Take Breaks by Doing Wall Sits

Back pain sufferers will benefit more from doing wall sits instead of using the couch. Probably, one of the easiest exercises to date, do it by following these steps:

1. Stand with your back facing the wall. Keep a distance of 10-12 inches between yourself and the wall.

2. Now, slowly lean onto the wall until your back is resting firmly against it.

3. Slide down carefully, bending your knees slightly as you do so. Keep your back flat on the wall.

4. Hold your position for 10 seconds before sliding back up gently, straightening your knees as you do so.

5. Repeat this move 8 up to 12 times. 

How to Treat Lower Back Pain at Home: Proven Methods

If you have been wondering how to treat lower back pain at home, all you need to do is follow these pieces of advice shared by WebMD and Prevention.

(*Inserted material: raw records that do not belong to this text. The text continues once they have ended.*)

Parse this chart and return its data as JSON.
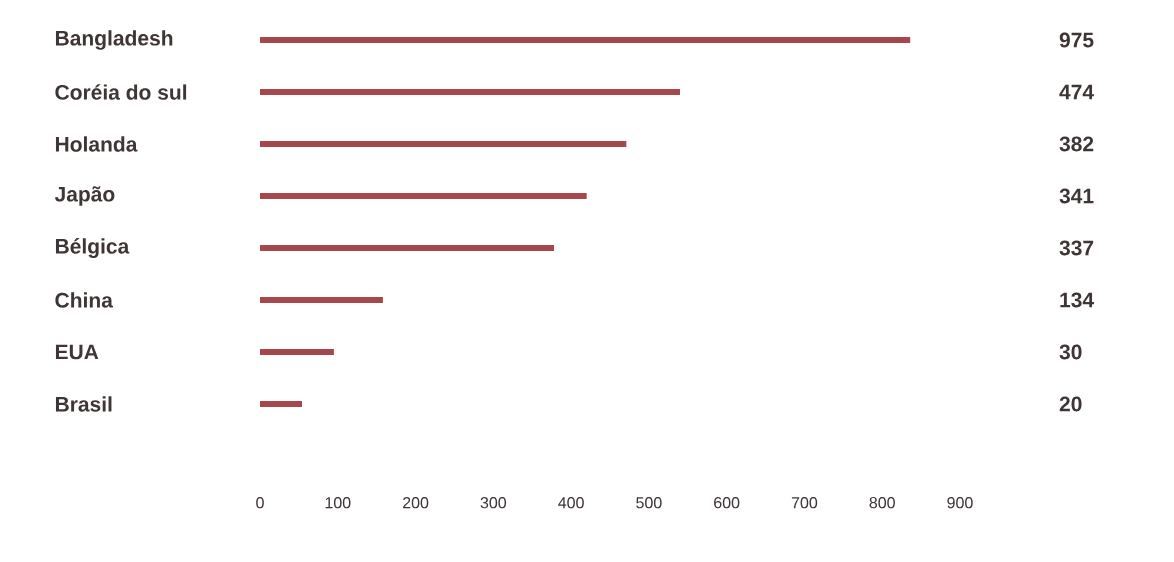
{
  "chart_data": {
    "type": "bar",
    "orientation": "horizontal",
    "categories": [
      "Bangladesh",
      "Coréia do sul",
      "Holanda",
      "Japão",
      "Bélgica",
      "China",
      "EUA",
      "Brasil"
    ],
    "values": [
      836,
      540,
      471,
      420,
      378,
      158,
      95,
      54
    ],
    "annotations": [
      "975",
      "474",
      "382",
      "341",
      "337",
      "134",
      "30",
      "20"
    ],
    "color": "#a5474c",
    "xlim": [
      0,
      900
    ],
    "xticks": [
      0,
      100,
      200,
      300,
      400,
      500,
      600,
      700,
      800,
      900
    ]
  }
}
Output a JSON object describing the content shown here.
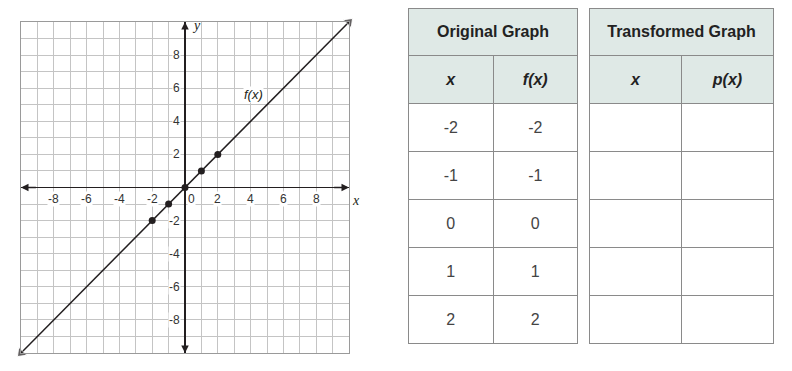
{
  "chart_data": {
    "type": "line",
    "x": [
      -10,
      -2,
      -1,
      0,
      1,
      2,
      10
    ],
    "series": [
      {
        "type": "line",
        "color": "#231f20",
        "marker": "arrow",
        "values": [
          -10,
          -2,
          -1,
          0,
          1,
          2,
          10
        ]
      },
      {
        "type": "scatter",
        "color": "#231f20",
        "marker": "circle",
        "values": [
          null,
          -2,
          -1,
          0,
          1,
          2,
          null
        ]
      }
    ],
    "xlabel": "x",
    "ylabel": "y",
    "annotations": [
      {
        "text": "f(x)",
        "x": 4.2,
        "y": 5.6
      }
    ],
    "xlim": [
      -10,
      10
    ],
    "ylim": [
      -10,
      10
    ],
    "xticks": [
      -8,
      -6,
      -4,
      -2,
      0,
      2,
      4,
      6,
      8
    ],
    "yticks": [
      -8,
      -6,
      -4,
      -2,
      2,
      4,
      6,
      8
    ],
    "grid": true
  },
  "tables": [
    {
      "title": "Original Graph",
      "columns": [
        "x",
        "f(x)"
      ],
      "rows": [
        [
          -2,
          -2
        ],
        [
          -1,
          -1
        ],
        [
          0,
          0
        ],
        [
          1,
          1
        ],
        [
          2,
          2
        ]
      ]
    },
    {
      "title": "Transformed Graph",
      "columns": [
        "x",
        "p(x)"
      ],
      "rows": [
        [
          null,
          null
        ],
        [
          null,
          null
        ],
        [
          null,
          null
        ],
        [
          null,
          null
        ],
        [
          null,
          null
        ]
      ]
    }
  ]
}
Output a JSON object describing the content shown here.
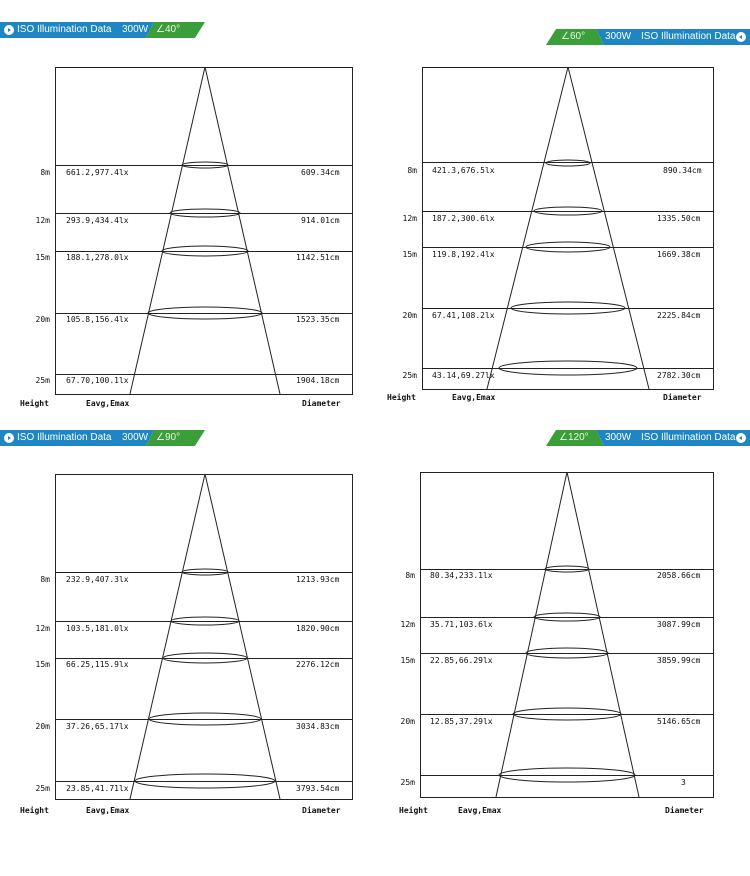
{
  "colors": {
    "banner_blue": "#1e86c2",
    "banner_green": "#3a9f3a",
    "line": "#222222"
  },
  "panels": [
    {
      "banner": {
        "title": "ISO Illumination  Data",
        "power": "300W",
        "angle": "40°",
        "icon": "arrow-right-circle-icon",
        "angle_icon": "angle-icon"
      },
      "rows": [
        {
          "height": "8m",
          "lux": "661.2,977.4lx",
          "diameter": "609.34cm"
        },
        {
          "height": "12m",
          "lux": "293.9,434.4lx",
          "diameter": "914.01cm"
        },
        {
          "height": "15m",
          "lux": "188.1,278.0lx",
          "diameter": "1142.51cm"
        },
        {
          "height": "20m",
          "lux": "105.8,156.4lx",
          "diameter": "1523.35cm"
        },
        {
          "height": "25m",
          "lux": "67.70,100.1lx",
          "diameter": "1904.18cm"
        }
      ],
      "footer": {
        "height": "Height",
        "lux": "Eavg,Emax",
        "diameter": "Diameter"
      }
    },
    {
      "banner": {
        "title": "ISO Illumination  Data",
        "power": "300W",
        "angle": "60°",
        "icon": "arrow-left-circle-icon",
        "angle_icon": "angle-icon"
      },
      "rows": [
        {
          "height": "8m",
          "lux": "421.3,676.5lx",
          "diameter": "890.34cm"
        },
        {
          "height": "12m",
          "lux": "187.2,300.6lx",
          "diameter": "1335.50cm"
        },
        {
          "height": "15m",
          "lux": "119.8,192.4lx",
          "diameter": "1669.38cm"
        },
        {
          "height": "20m",
          "lux": "67.41,108.2lx",
          "diameter": "2225.84cm"
        },
        {
          "height": "25m",
          "lux": "43.14,69.27lx",
          "diameter": "2782.30cm"
        }
      ],
      "footer": {
        "height": "Height",
        "lux": "Eavg,Emax",
        "diameter": "Diameter"
      }
    },
    {
      "banner": {
        "title": "ISO Illumination  Data",
        "power": "300W",
        "angle": "90°",
        "icon": "arrow-right-circle-icon",
        "angle_icon": "angle-icon"
      },
      "rows": [
        {
          "height": "8m",
          "lux": "232.9,407.3lx",
          "diameter": "1213.93cm"
        },
        {
          "height": "12m",
          "lux": "103.5,181.0lx",
          "diameter": "1820.90cm"
        },
        {
          "height": "15m",
          "lux": "66.25,115.9lx",
          "diameter": "2276.12cm"
        },
        {
          "height": "20m",
          "lux": "37.26,65.17lx",
          "diameter": "3034.83cm"
        },
        {
          "height": "25m",
          "lux": "23.85,41.71lx",
          "diameter": "3793.54cm"
        }
      ],
      "footer": {
        "height": "Height",
        "lux": "Eavg,Emax",
        "diameter": "Diameter"
      }
    },
    {
      "banner": {
        "title": "ISO Illumination  Data",
        "power": "300W",
        "angle": "120°",
        "icon": "arrow-left-circle-icon",
        "angle_icon": "angle-icon"
      },
      "rows": [
        {
          "height": "8m",
          "lux": "80.34,233.1lx",
          "diameter": "2058.66cm"
        },
        {
          "height": "12m",
          "lux": "35.71,103.6lx",
          "diameter": "3087.99cm"
        },
        {
          "height": "15m",
          "lux": "22.85,66.29lx",
          "diameter": "3859.99cm"
        },
        {
          "height": "20m",
          "lux": "12.85,37.29lx",
          "diameter": "5146.65cm"
        },
        {
          "height": "25m",
          "lux": "",
          "diameter": "3"
        }
      ],
      "footer": {
        "height": "Height",
        "lux": "Eavg,Emax",
        "diameter": "Diameter"
      }
    }
  ]
}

Take note, however, that these tried-and-tested measures are intended to be applied for non-chronic conditions.

Chronic conditions and other serious cases, which sometimes occur after an injury, will be accompanied by other symptoms. These include tingling legs, numbness or physical weakness. If these apply to you, it will be in your best interest to seek medical advice first before performing any of these methods.

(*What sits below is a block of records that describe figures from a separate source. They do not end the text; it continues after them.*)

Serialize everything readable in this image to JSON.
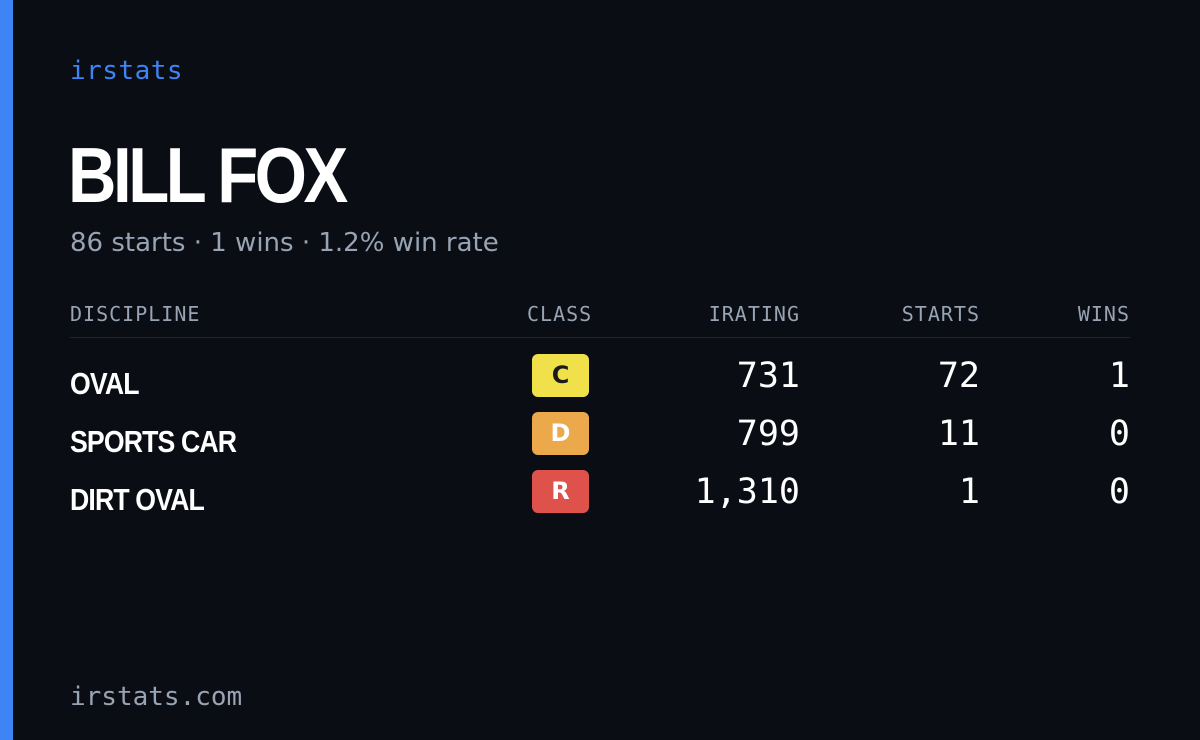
{
  "brand": "irstats",
  "driver": {
    "name": "BILL FOX",
    "summary": "86 starts · 1 wins · 1.2% win rate"
  },
  "table": {
    "headers": {
      "discipline": "DISCIPLINE",
      "class": "CLASS",
      "irating": "IRATING",
      "starts": "STARTS",
      "wins": "WINS"
    },
    "rows": [
      {
        "discipline": "OVAL",
        "class": "C",
        "class_color": "#f0e14a",
        "class_text_color": "#1a1a1a",
        "irating": "731",
        "starts": "72",
        "wins": "1"
      },
      {
        "discipline": "SPORTS CAR",
        "class": "D",
        "class_color": "#eca94c",
        "class_text_color": "#ffffff",
        "irating": "799",
        "starts": "11",
        "wins": "0"
      },
      {
        "discipline": "DIRT OVAL",
        "class": "R",
        "class_color": "#de524b",
        "class_text_color": "#ffffff",
        "irating": "1,310",
        "starts": "1",
        "wins": "0"
      }
    ]
  },
  "footer": "irstats.com",
  "colors": {
    "background": "#0a0d14",
    "accent": "#3d84f5",
    "muted": "#98a3b3"
  }
}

  • Apply an ice pack to the affected area. Medical experts say that you should do this within 24-48 hours after an injury. The coldness reduces the pain while relaxing the muscles.
  • Get on with your usual activities—but make sure not to overdo it. Staying still all the time or not moving at all is not how to treat lower back pain. Indeed, moving can be troublesome. That is why; you should do things slowly and carefully.
  • Sleep on a medium-firm mattress. If you have slept on your bed for over a decade, chances are, it no longer supports your back as well as it used to. At best, check the firmness and replace it with a new one if needed.
  • Ditch those high-heeled shoes. Walking around in platform shoes or stilettos can strain your legs and lower back over time. Go for sandals, sneakers, flats or any type of shoes that is either flat or have heels no higher than two inches.
  • Replace your old chair with an ergonomically designed unit. Like mattresses, your chair should be designed to provide your back the support it needs. Therefore, it is only reasonable that you get one that is ergonomically designed. If the seat you are using does not fit the bill, then it is high time that you start shopping for a replacement.

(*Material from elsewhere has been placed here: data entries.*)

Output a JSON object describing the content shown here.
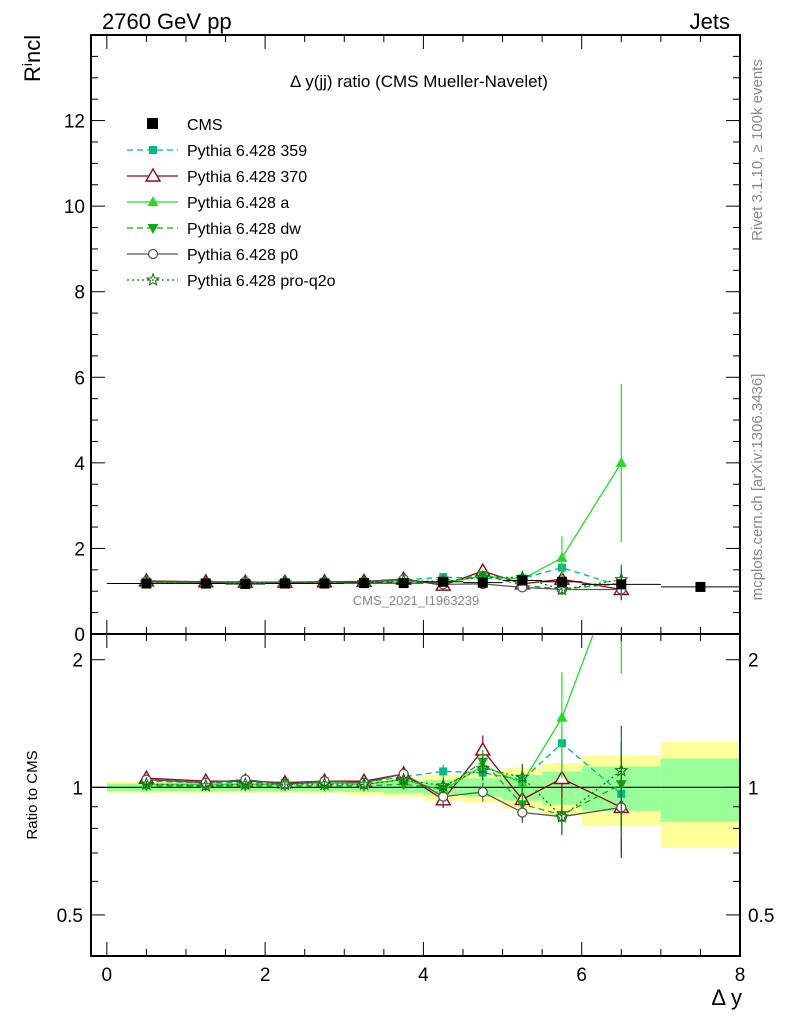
{
  "header": {
    "left": "2760 GeV pp",
    "right": "Jets"
  },
  "side_labels": {
    "rivet": "Rivet 3.1.10, ≥ 100k events",
    "mcplots": "mcplots.cern.ch [arXiv:1306.3436]"
  },
  "chart_data": {
    "type": "line",
    "title": "Δ y(jj) ratio (CMS Mueller-Navelet)",
    "watermark": "CMS_2021_I1963239",
    "ylabel_main_base": "R",
    "ylabel_main_sup": "i",
    "ylabel_main_rest": "ncl",
    "ylabel_ratio": "Ratio to CMS",
    "xlabel": "Δ y",
    "xlim": [
      -0.2,
      8.0
    ],
    "ylim_main": [
      0,
      14
    ],
    "ylim_ratio": [
      0.4,
      2.3
    ],
    "ratio_log_scale": true,
    "x_ticks": [
      "0",
      "2",
      "4",
      "6",
      "8"
    ],
    "y_ticks_main": [
      "0",
      "2",
      "4",
      "6",
      "8",
      "10",
      "12"
    ],
    "y_ticks_ratio": [
      "0.5",
      "1",
      "2"
    ],
    "data": {
      "name": "CMS",
      "color": "#000000",
      "x": [
        0.5,
        1.25,
        1.75,
        2.25,
        2.75,
        3.25,
        3.75,
        4.25,
        4.75,
        5.25,
        5.75,
        6.5,
        7.5
      ],
      "y": [
        1.18,
        1.18,
        1.17,
        1.18,
        1.18,
        1.19,
        1.19,
        1.22,
        1.2,
        1.25,
        1.22,
        1.16,
        1.1
      ],
      "xerr": [
        0.5,
        0.25,
        0.25,
        0.25,
        0.25,
        0.25,
        0.25,
        0.25,
        0.25,
        0.25,
        0.25,
        0.5,
        0.5
      ],
      "band_inner": [
        0.02,
        0.02,
        0.02,
        0.02,
        0.02,
        0.025,
        0.03,
        0.04,
        0.05,
        0.07,
        0.09,
        0.12,
        0.17
      ],
      "band_outer": [
        0.03,
        0.03,
        0.03,
        0.03,
        0.035,
        0.04,
        0.05,
        0.07,
        0.08,
        0.11,
        0.14,
        0.19,
        0.28
      ]
    },
    "series": [
      {
        "name": "Pythia 6.428 359",
        "color": "#00bb88",
        "dash": "6,4",
        "marker": "square-filled",
        "x": [
          0.5,
          1.25,
          1.75,
          2.25,
          2.75,
          3.25,
          3.75,
          4.25,
          4.75,
          5.25,
          5.75,
          6.5
        ],
        "y": [
          1.22,
          1.21,
          1.2,
          1.21,
          1.22,
          1.22,
          1.26,
          1.33,
          1.3,
          1.3,
          1.55,
          1.12
        ],
        "yerr": [
          0.02,
          0.02,
          0.02,
          0.02,
          0.02,
          0.03,
          0.03,
          0.05,
          0.06,
          0.1,
          0.12,
          0.3
        ]
      },
      {
        "name": "Pythia 6.428 370",
        "color": "#8b0a1a",
        "dash": "",
        "marker": "triangle-open",
        "x": [
          0.5,
          1.25,
          1.75,
          2.25,
          2.75,
          3.25,
          3.75,
          4.25,
          4.75,
          5.25,
          5.75,
          6.5
        ],
        "y": [
          1.24,
          1.22,
          1.21,
          1.21,
          1.22,
          1.23,
          1.28,
          1.14,
          1.47,
          1.17,
          1.28,
          1.04
        ],
        "yerr": [
          0.02,
          0.02,
          0.02,
          0.02,
          0.02,
          0.03,
          0.04,
          0.05,
          0.12,
          0.1,
          0.15,
          0.25
        ]
      },
      {
        "name": "Pythia 6.428 a",
        "color": "#22dd22",
        "dash": "",
        "marker": "triangle-filled",
        "x": [
          0.5,
          1.25,
          1.75,
          2.25,
          2.75,
          3.25,
          3.75,
          4.25,
          4.75,
          5.25,
          5.75,
          6.5
        ],
        "y": [
          1.2,
          1.2,
          1.19,
          1.2,
          1.21,
          1.21,
          1.24,
          1.2,
          1.35,
          1.28,
          1.78,
          4.0
        ],
        "yerr": [
          0.02,
          0.02,
          0.02,
          0.02,
          0.02,
          0.03,
          0.04,
          0.05,
          0.1,
          0.1,
          0.5,
          1.85
        ]
      },
      {
        "name": "Pythia 6.428 dw",
        "color": "#11aa11",
        "dash": "6,4",
        "marker": "triangle-down-filled",
        "x": [
          0.5,
          1.25,
          1.75,
          2.25,
          2.75,
          3.25,
          3.75,
          4.25,
          4.75,
          5.25,
          5.75,
          6.5
        ],
        "y": [
          1.19,
          1.19,
          1.18,
          1.19,
          1.19,
          1.2,
          1.21,
          1.21,
          1.38,
          1.14,
          1.05,
          1.18
        ],
        "yerr": [
          0.02,
          0.02,
          0.02,
          0.02,
          0.02,
          0.03,
          0.03,
          0.05,
          0.09,
          0.1,
          0.1,
          0.3
        ]
      },
      {
        "name": "Pythia 6.428 p0",
        "color": "#555555",
        "dash": "",
        "marker": "circle-open",
        "x": [
          0.5,
          1.25,
          1.75,
          2.25,
          2.75,
          3.25,
          3.75,
          4.25,
          4.75,
          5.25,
          5.75,
          6.5
        ],
        "y": [
          1.23,
          1.21,
          1.22,
          1.2,
          1.22,
          1.22,
          1.28,
          1.16,
          1.17,
          1.09,
          1.04,
          1.04
        ],
        "yerr": [
          0.02,
          0.02,
          0.02,
          0.02,
          0.02,
          0.03,
          0.03,
          0.05,
          0.06,
          0.06,
          0.06,
          0.1
        ]
      },
      {
        "name": "Pythia 6.428 pro-q2o",
        "color": "#117711",
        "dash": "2,3",
        "marker": "star-open",
        "x": [
          0.5,
          1.25,
          1.75,
          2.25,
          2.75,
          3.25,
          3.75,
          4.25,
          4.75,
          5.25,
          5.75,
          6.5
        ],
        "y": [
          1.2,
          1.19,
          1.19,
          1.2,
          1.2,
          1.21,
          1.24,
          1.23,
          1.33,
          1.32,
          1.04,
          1.27
        ],
        "yerr": [
          0.02,
          0.02,
          0.02,
          0.02,
          0.02,
          0.03,
          0.03,
          0.05,
          0.08,
          0.1,
          0.1,
          0.35
        ]
      }
    ]
  }
}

The Best Office Chair for Sitting Long Hours

If you think you can use any type of chair for your workstation, think again. Because you will be using it for a long time, you need to choose the best office chair for sitting long hours. This means that it is not only built sturdily, but also designed ergonomically. Such quality translates to the following features, shared on Republic Lab. Keep these in mind when canvassing for new units:

  • The height of the seat can be easily adjusted between 16-21 inches off the floor with a pneumatic adjustment lever.
  • The seat should be wide enough to support the user while ensuring total comfort. A standard of 17-21 inches width works well. The depth, which covers the front to the back of the seat, must be just wide enough that you can lean back comfortably on the backrest.
  • A chair designed based on exacting ergonomic standards has lumbar support. This is an important component that lets you adjust the height and depth of the chair. With it, you can look forward to sitting comfortably for long periods without straining your lower back muscles.
  • A width of 12-19 inches for the backrest suffices to ensure comfort. If this component is not built-in, make sure that it has a part for adjusting the height and angle.
  • The best office chair for sitting long hours should be padded comfortably enough to guarantee comfort even if you sit for long periods. Skip hard surfaces and go for seats with a nice cloth material that lets your skin breathe.
  • The chair should swivel easily, allowing users to face different areas of his or her workstation, with ease. If you want something with an armrest, make sure that it is adjustable, so you do not strain your shoulders or lower arms.